Members of the Jr. Peewee Gators do a drill during an early-season practice for Pop Warner football on Wednesday, August 7, 2013 in Gainesville, Fla.
Matt Stamey/Gainesville Sun /Landov
Sure, you think, my kid’s on a football team. That takes care of his exercise needs, right? Probably not.
“There are these bursts of activity,” says Jim Sallis, a professor of family and preventive medicine at the University of California, San Diego. “But if you think about it, one hour of playing football out on the field means that the vast majority of that time is spent standing around waiting for the next play.”
And that’s a problem, federal health officials say, because children need at least one hour of moderate to vigorous physical activity every day.
“We know that physical activity in childhood strengthens your bones, increases your muscle mass,” says Tala Fakhouri, an epidemiologist with the Centers for Disease Control and Prevention. “It also has effects on psychological well-being in kids and teens. It increases their capacity for learning, their self-esteem and it may also help them deal with stress.”
But just one in four young teenagers between ages 12 and 15 actually get that one hour of exercise every day, Fakhouri says. She analyzed federal health data gathered from 800 teenagers in 2012.
While kids may be active in childhood, it’s typical to see a decline as they move into their teen years. “We know, for example, that sedentary behaviors like watching TV are the single biggest contributor to physical inactivity in adolescence,” Fakhouri says.
But it’s not that teenagers no longer enjoy sports.
In the study, teenage boys said their favorite physical activities outside of gym class were basketball, running, football, bicycling and walking. Girls favored running, walking, basketball, dancing and bicycling.
Most studies of physical activity find boys more active than girls, and this one was no different. It found that 27 percent of boys and 22.5 percent of girls got the recommended one hour of exercise daily. That includes gym class, organized activities and play.

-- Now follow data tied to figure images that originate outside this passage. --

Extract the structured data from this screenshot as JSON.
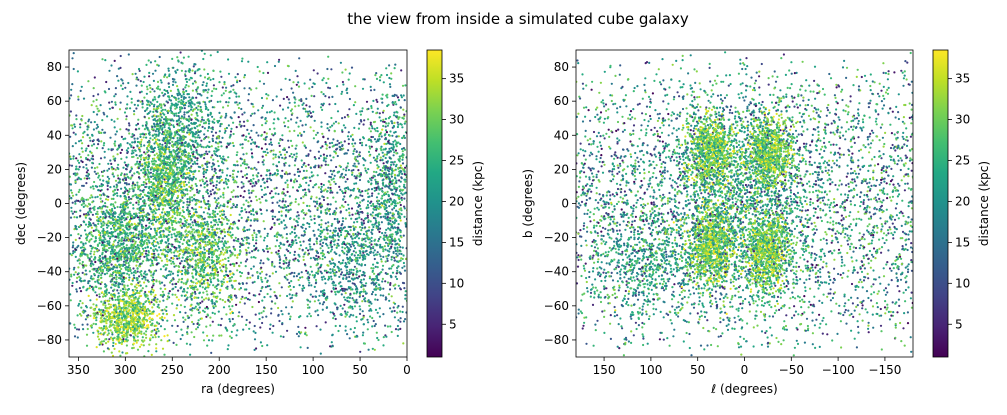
{
  "figure": {
    "title": "the view from inside a simulated cube galaxy"
  },
  "chart_data": [
    {
      "type": "scatter",
      "xlabel": "ra (degrees)",
      "ylabel": "dec (degrees)",
      "xlim": [
        360,
        0
      ],
      "ylim": [
        -90,
        90
      ],
      "xticks": [
        350,
        300,
        250,
        200,
        150,
        100,
        50,
        0
      ],
      "yticks": [
        -80,
        -60,
        -40,
        -20,
        0,
        20,
        40,
        60,
        80
      ],
      "xtick_labels": [
        "350",
        "300",
        "250",
        "200",
        "150",
        "100",
        "50",
        "0"
      ],
      "ytick_labels": [
        "−80",
        "−60",
        "−40",
        "−20",
        "0",
        "20",
        "40",
        "60",
        "80"
      ],
      "colorbar": {
        "label": "distance (kpc)",
        "colormap": "viridis",
        "range": [
          1,
          38.5
        ],
        "ticks": [
          5,
          10,
          15,
          20,
          25,
          30,
          35
        ],
        "tick_labels": [
          "5",
          "10",
          "15",
          "20",
          "25",
          "30",
          "35"
        ]
      },
      "point_count_approx": 9000,
      "clusters": [
        {
          "x": 305,
          "y": -25,
          "sx": 22,
          "sy": 18,
          "dist": 26,
          "weight": 0.12
        },
        {
          "x": 300,
          "y": -68,
          "sx": 18,
          "sy": 8,
          "dist": 32,
          "weight": 0.08
        },
        {
          "x": 258,
          "y": 15,
          "sx": 15,
          "sy": 20,
          "dist": 28,
          "weight": 0.1
        },
        {
          "x": 215,
          "y": -30,
          "sx": 18,
          "sy": 18,
          "dist": 29,
          "weight": 0.08
        },
        {
          "x": 240,
          "y": 45,
          "sx": 25,
          "sy": 20,
          "dist": 22,
          "weight": 0.07
        },
        {
          "x": 15,
          "y": 10,
          "sx": 12,
          "sy": 25,
          "dist": 23,
          "weight": 0.05
        },
        {
          "x": 60,
          "y": -40,
          "sx": 25,
          "sy": 20,
          "dist": 20,
          "weight": 0.05
        }
      ]
    },
    {
      "type": "scatter",
      "xlabel": "ℓ (degrees)",
      "ylabel": "b (degrees)",
      "xlim": [
        180,
        -180
      ],
      "ylim": [
        -90,
        90
      ],
      "xticks": [
        150,
        100,
        50,
        0,
        -50,
        -100,
        -150
      ],
      "yticks": [
        -80,
        -60,
        -40,
        -20,
        0,
        20,
        40,
        60,
        80
      ],
      "xtick_labels": [
        "150",
        "100",
        "50",
        "0",
        "−50",
        "−100",
        "−150"
      ],
      "ytick_labels": [
        "−80",
        "−60",
        "−40",
        "−20",
        "0",
        "20",
        "40",
        "60",
        "80"
      ],
      "colorbar": {
        "label": "distance (kpc)",
        "colormap": "viridis",
        "range": [
          1,
          38.5
        ],
        "ticks": [
          5,
          10,
          15,
          20,
          25,
          30,
          35
        ],
        "tick_labels": [
          "5",
          "10",
          "15",
          "20",
          "25",
          "30",
          "35"
        ]
      },
      "point_count_approx": 9000,
      "clusters": [
        {
          "x": 35,
          "y": 30,
          "sx": 12,
          "sy": 10,
          "dist": 31,
          "weight": 0.09
        },
        {
          "x": -25,
          "y": 30,
          "sx": 12,
          "sy": 10,
          "dist": 31,
          "weight": 0.09
        },
        {
          "x": 35,
          "y": -25,
          "sx": 12,
          "sy": 12,
          "dist": 31,
          "weight": 0.09
        },
        {
          "x": -25,
          "y": -28,
          "sx": 12,
          "sy": 12,
          "dist": 31,
          "weight": 0.09
        },
        {
          "x": 5,
          "y": 0,
          "sx": 45,
          "sy": 35,
          "dist": 23,
          "weight": 0.18
        },
        {
          "x": 110,
          "y": -35,
          "sx": 25,
          "sy": 15,
          "dist": 22,
          "weight": 0.05
        }
      ]
    }
  ]
}
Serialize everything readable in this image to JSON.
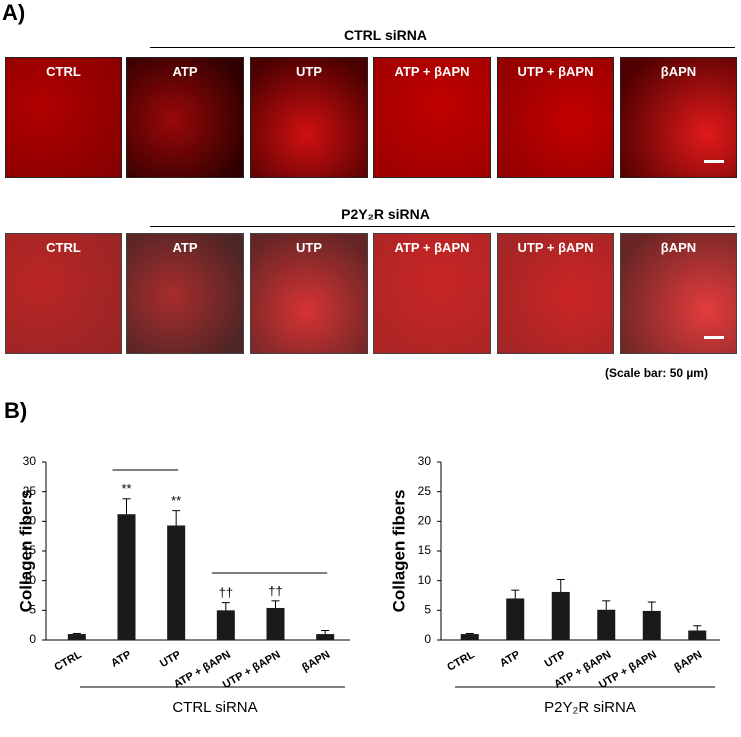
{
  "panel_a": {
    "label": "A)",
    "groups": [
      {
        "title": "CTRL siRNA",
        "images": [
          "CTRL",
          "ATP",
          "UTP",
          "ATP + βAPN",
          "UTP + βAPN",
          "βAPN"
        ]
      },
      {
        "title": "P2Y₂R siRNA",
        "images": [
          "CTRL",
          "ATP",
          "UTP",
          "ATP + βAPN",
          "UTP + βAPN",
          "βAPN"
        ]
      }
    ],
    "scale_note": "(Scale bar: 50 µm)"
  },
  "panel_b": {
    "label": "B)"
  },
  "chart_data": [
    {
      "type": "bar",
      "ylabel": "Collagen fibers",
      "xlabel": "CTRL siRNA",
      "categories": [
        "CTRL",
        "ATP",
        "UTP",
        "ATP + βAPN",
        "UTP + βAPN",
        "βAPN"
      ],
      "values": [
        1,
        21.2,
        19.3,
        5,
        5.4,
        1
      ],
      "errors": [
        0.1,
        2.6,
        2.5,
        1.3,
        1.2,
        0.6
      ],
      "annotations": [
        null,
        "**",
        "**",
        "††",
        "††",
        null
      ],
      "color": "#1a1a1a",
      "ylim": [
        0,
        30
      ],
      "yticks": [
        0,
        5,
        10,
        15,
        20,
        25,
        30
      ]
    },
    {
      "type": "bar",
      "ylabel": "Collagen fibers",
      "xlabel": "P2Y₂R siRNA",
      "categories": [
        "CTRL",
        "ATP",
        "UTP",
        "ATP + βAPN",
        "UTP + βAPN",
        "βAPN"
      ],
      "values": [
        1,
        7,
        8.1,
        5.1,
        4.9,
        1.6
      ],
      "errors": [
        0.1,
        1.4,
        2.1,
        1.5,
        1.5,
        0.8
      ],
      "color": "#1a1a1a",
      "ylim": [
        0,
        30
      ],
      "yticks": [
        0,
        5,
        10,
        15,
        20,
        25,
        30
      ]
    }
  ]
}
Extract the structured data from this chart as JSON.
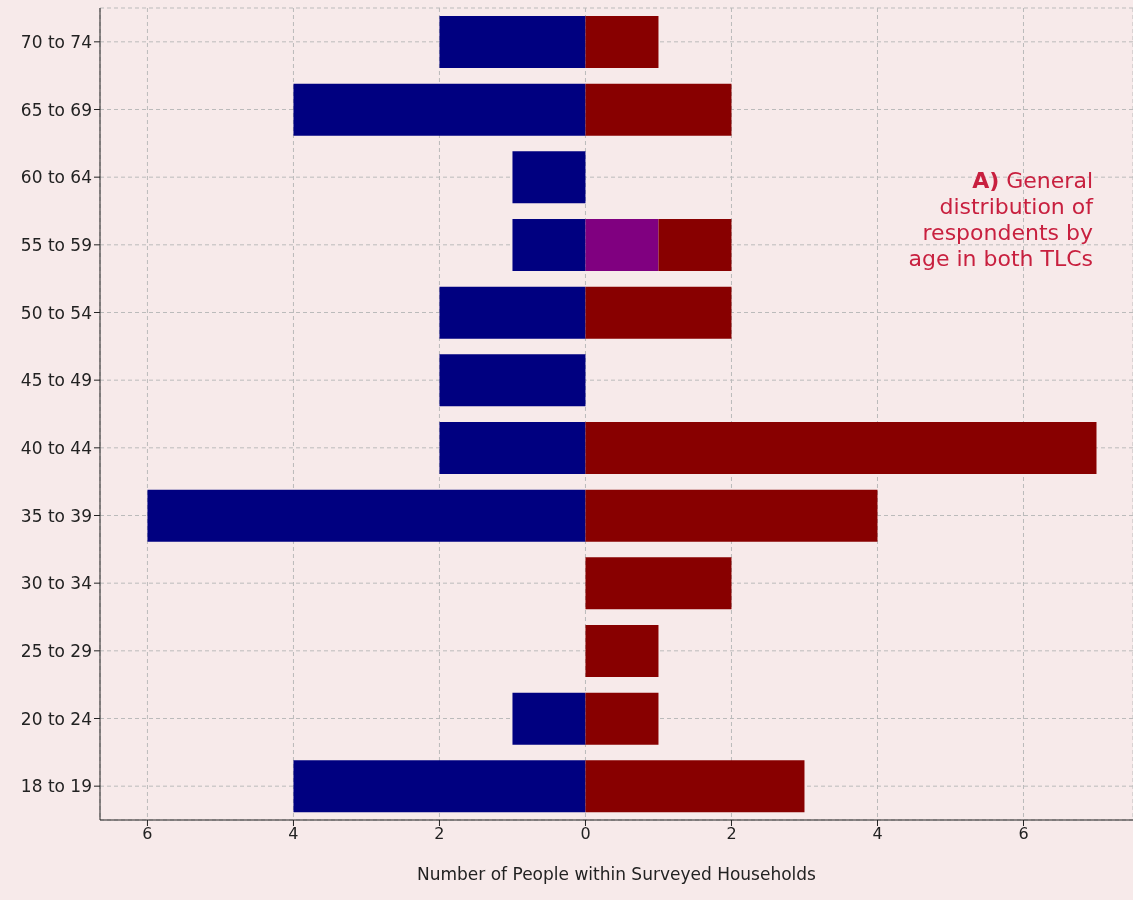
{
  "chart_data": {
    "type": "bar",
    "orientation": "horizontal",
    "stacked": true,
    "xlabel": "Number of People within Surveyed Households",
    "annotations": [
      "A) General distribution of respondents by age in both TLCs"
    ],
    "categories": [
      "70 to 74",
      "65 to 69",
      "60 to 64",
      "55 to 59",
      "50 to 54",
      "45 to 49",
      "40 to 44",
      "35 to 39",
      "30 to 34",
      "25 to 29",
      "20 to 24",
      "18 to 19"
    ],
    "series": [
      {
        "color": "#000080",
        "values": [
          -2,
          -4,
          -1,
          -1,
          -2,
          -2,
          -2,
          -6,
          null,
          null,
          -1,
          -4
        ]
      },
      {
        "color": "#800080",
        "values": [
          null,
          null,
          null,
          1,
          null,
          null,
          null,
          null,
          null,
          null,
          null,
          null
        ]
      },
      {
        "color": "#880000",
        "values": [
          1,
          2,
          null,
          1,
          2,
          null,
          7,
          4,
          2,
          1,
          1,
          3
        ]
      }
    ],
    "xlim": [
      -6.65,
      7.5
    ],
    "xticks": [
      {
        "value": -6,
        "label": "6"
      },
      {
        "value": -4,
        "label": "4"
      },
      {
        "value": -2,
        "label": "2"
      },
      0,
      2,
      4,
      6
    ],
    "grid": true,
    "legend": false
  }
}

It’s not necessarily teenagers’ fault that they’re not more active, researchers say.
Parents worry about safety when their kids go outside. They worry about bullying from other kids and crime in urban neighborhoods. Sallis adds that a surprising number of parents are concerned about traffic. “They don’t want their kids to go out because traffic is so bad. There’s no safe place to cross the street,” he says.
But organized classes or teams aren’t the only option.
Families can make small changes in their schedule to build in more exercise, Fakhouri says. “You can take a long walk after dinner. You can take your dog on long walk. Play basketball, dance together.”
And with many schools reducing or cutting out PE, Sallis says parents may have to put pressure on the schools, too.
“Look at what’s happening in PE,” Sallis says. “If they’re not going out at all or very much, complain about that. If you see PE class and it’s not very active, inform the principal that that’s not acceptable.”
Bottom line: Physically active kids become physically active adults. And that’s another critical reason, Sallis says, to help your kids get out and get moving.